Il était arrivé deux mois plus tôt. Pour ne pas se faire repérer, il ne logeait pas dans un hôtel de Bois-Joli. D’ailleurs, cette ville lui donnait plutôt envie de vomir. La trentaine tout juste passée, Rudy Poller ressemblait à n’importe quel jeune cadre dynamique. Les cheveux toujours bien coiffés, le rasage impeccable, il arborait avec fierté des costumes signés Armani et des chaussures faites sur mesure. L’affaire tournait bien. Il faut dire que l’argent de papa-maman l’avait bien aidé au début, il n’était pas vraiment ce qu’on pouvait appeler un “self-made-man”, mais il travaillait dur. Au début, cette affaire avait tout pour lui plaire.
Tout avait commencé par un appel, un soir, au cabinet. Bien avant l’assassinat d’Aurore.
— Monsieur Poller ?
— Lui-même. À qui ai-je l’honneur ?
— Mon nom ne vous dira rien. Je ne compte pas vous le communiquer. Il ne vous sera d’aucune aide. Appelez-moi Sam. Sam, ce sera pratique.
— Le client a toujours raison. Sam. Que désirez-vous ?
— Que vous suiviez un homme. À partir de demain. Pas ici. Mais à Bois-Joli. C’est en région parisienne. Près de Mantes. Une banlieue. Des cages à poules, des flingues en pagaille. Des bougnoules. Vous voyez le tableau ?
— Je le vois très bien, Sam. Qui est cet homme ?

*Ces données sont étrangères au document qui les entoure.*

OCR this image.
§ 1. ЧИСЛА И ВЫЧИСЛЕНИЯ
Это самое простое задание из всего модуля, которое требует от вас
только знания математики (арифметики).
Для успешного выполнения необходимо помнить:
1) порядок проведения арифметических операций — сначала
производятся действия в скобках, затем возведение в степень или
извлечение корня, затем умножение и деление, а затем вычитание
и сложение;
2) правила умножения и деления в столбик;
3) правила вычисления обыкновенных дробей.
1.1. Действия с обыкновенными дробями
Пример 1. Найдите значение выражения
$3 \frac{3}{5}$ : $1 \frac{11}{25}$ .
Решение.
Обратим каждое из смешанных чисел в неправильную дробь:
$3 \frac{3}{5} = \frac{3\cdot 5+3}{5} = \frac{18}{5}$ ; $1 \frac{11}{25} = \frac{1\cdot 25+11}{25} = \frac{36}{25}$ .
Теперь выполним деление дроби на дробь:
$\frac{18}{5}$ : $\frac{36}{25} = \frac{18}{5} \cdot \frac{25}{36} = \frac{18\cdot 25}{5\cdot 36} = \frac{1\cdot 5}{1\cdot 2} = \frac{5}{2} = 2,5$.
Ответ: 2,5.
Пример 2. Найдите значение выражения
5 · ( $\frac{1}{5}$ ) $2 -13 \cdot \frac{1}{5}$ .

Rudy avait pris des notes. Bois-Joli, banlieue parisienne, à la frontière de l’Eure. Campagne, mais banlieue difficile.
— C’est là qu’est le problème.
— Le problème ? Y a jamais de problèmes chez Poller, avait-il dit d’un ton commercial peu convaincant.
— Si, il y en a un. Le mec est un flic. Un spécialiste de la filature. Un flic sur ses gardes. Votre boulot consistera uniquement à le suivre et à me raconter ce qu’il fait de ses journées. Où il traîne. Qui il voit. Ce qu’il fait. S’il commet des actes répréhensibles ou non, aux yeux de la loi, j’entends. Je vous donnerai un numéro de téléphone pour me contacter tous les soirs. Je dis bien tous les soirs. Ne vous inquiétez pas, je paie bien.

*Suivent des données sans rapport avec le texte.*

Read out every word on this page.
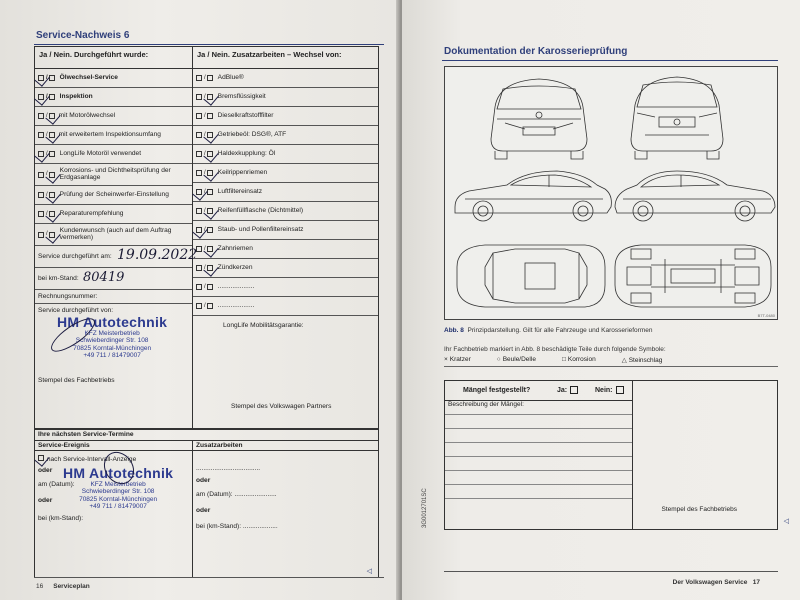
Service-Nachweis 6
Ja / Nein. Durchgeführt wurde:
/ Ölwechsel-Service
/ Inspektion
/ mit Motorölwechsel
/ mit erweitertem Inspektionsumfang
/ LongLife Motoröl verwendet
/
Korrosions- und Dichtheitsprüfung der Erdgasanlage
/ Prüfung der Scheinwerfer-Einstellung
/ Reparaturempfehlung
/
Kundenwunsch (auch auf dem Auftrag vermerken)
Service durchgeführt am: 19.09.2022
bei km-Stand: 80419
Rechnungsnummer:
Service durchgeführt von:
HM Autotechnik
KFZ Meisterbetrieb
Schwieberdinger Str. 108
70825 Korntal-Münchingen
+49 711 / 81479007
Stempel des Fachbetriebs
Ja / Nein. Zusatzarbeiten – Wechsel von:
/ AdBlue®
/ Bremsflüssigkeit
/ Dieselkraftstofffilter
/ Getriebeöl: DSG®, ATF
/ Haldexkupplung: Öl
/ Keilrippenriemen
/ Luftfiltereinsatz
/ Reifenfüllflasche (Dichtmittel)
/ Staub- und Pollenfiltereinsatz
/ Zahnriemen
/ Zündkerzen
/ ....................
/ ....................
LongLife Mobilitätsgarantie:
Stempel des Volkswagen Partners
Ihre nächsten Service-Termine
Service-Ereignis
nach Service-Intervall-Anzeige
oder
am (Datum):
oder
bei (km-Stand):
HM Autotechnik
KFZ Meisterbetrieb
Schwieberdinger Str. 108
70825 Korntal-Münchingen
+49 711 / 81479007
Zusatzarbeiten
...................................
oder
am (Datum): .......................
oder
bei (km-Stand): ...................
◁
16 Serviceplan
Dokumentation der Karosserieprüfung
B7T-0480
Abb. 8 Prinzipdarstellung. Gilt für alle Fahrzeuge und Karosserieformen
Ihr Fachbetrieb markiert in Abb. 8 beschädigte Teile durch folgende Symbole:
× Kratzer	○ Beule/Delle	□ Korrosion	△ Steinschlag
Mängel festgestellt?	Ja:	Nein:
Beschreibung der Mängel:
Stempel des Fachbetriebs
◁
3G0012701SC
Der Volkswagen Service 17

Sam avait immédiatement versé une somme à cinq chiffres sur le compte de son agence. Une somme incroyable pour une si banale affaire. Poller s’était méfié : on ne donne pas autant de fric pour une simple filature. Il avait pris toute son artillerie : un petit calibre indétectable dans les aéroports, couteau de chasse, lunette à infrarouge. Tout l’attirail de base du bon petit espion. Sauf que Rudy Poller ne faisait pas vraiment dans l’espionnage. C’était un simple détective privé.

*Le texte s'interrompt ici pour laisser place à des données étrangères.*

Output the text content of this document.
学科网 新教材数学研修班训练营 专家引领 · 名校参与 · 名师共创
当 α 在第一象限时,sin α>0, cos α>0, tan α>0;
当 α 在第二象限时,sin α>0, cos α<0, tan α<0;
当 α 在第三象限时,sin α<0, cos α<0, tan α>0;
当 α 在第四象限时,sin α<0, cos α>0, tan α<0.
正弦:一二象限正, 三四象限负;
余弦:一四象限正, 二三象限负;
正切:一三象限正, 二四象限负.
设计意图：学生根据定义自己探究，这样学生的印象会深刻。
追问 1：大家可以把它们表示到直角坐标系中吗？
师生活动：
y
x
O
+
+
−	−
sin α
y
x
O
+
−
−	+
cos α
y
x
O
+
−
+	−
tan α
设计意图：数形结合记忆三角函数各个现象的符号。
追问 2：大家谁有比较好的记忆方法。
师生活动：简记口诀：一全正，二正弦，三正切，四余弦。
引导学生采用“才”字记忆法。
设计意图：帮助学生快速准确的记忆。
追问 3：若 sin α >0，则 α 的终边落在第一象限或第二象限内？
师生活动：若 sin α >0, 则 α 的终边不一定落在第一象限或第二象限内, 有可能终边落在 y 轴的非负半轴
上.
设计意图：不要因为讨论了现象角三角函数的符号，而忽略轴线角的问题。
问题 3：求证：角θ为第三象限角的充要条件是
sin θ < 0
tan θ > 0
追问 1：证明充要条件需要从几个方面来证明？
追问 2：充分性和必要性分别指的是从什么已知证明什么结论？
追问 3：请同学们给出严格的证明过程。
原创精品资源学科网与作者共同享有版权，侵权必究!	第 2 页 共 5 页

Il avait changé huit fois d’hôtel en deux mois. Toujours des hôtels distants de Bois-Joli. Il fallait changer, pour ne pas se faire remarquer, mais il importait surtout de rester dans le secteur.
Depuis qu’il avait commencé à suivre Longbey, il donnait quotidiennement un compte-rendu sur le portable de Sam. Le plus souvent, il tombait sur sa messagerie. Rares étaient les moments où il lui parlait en personne. Il ne savait pas qui était Sam. Il ne savait pas quand la filature s’arrêterait. Mais, malgré la somme versée sur son compte, il commençait sérieusement à regretter d’avoir accepté ce travail.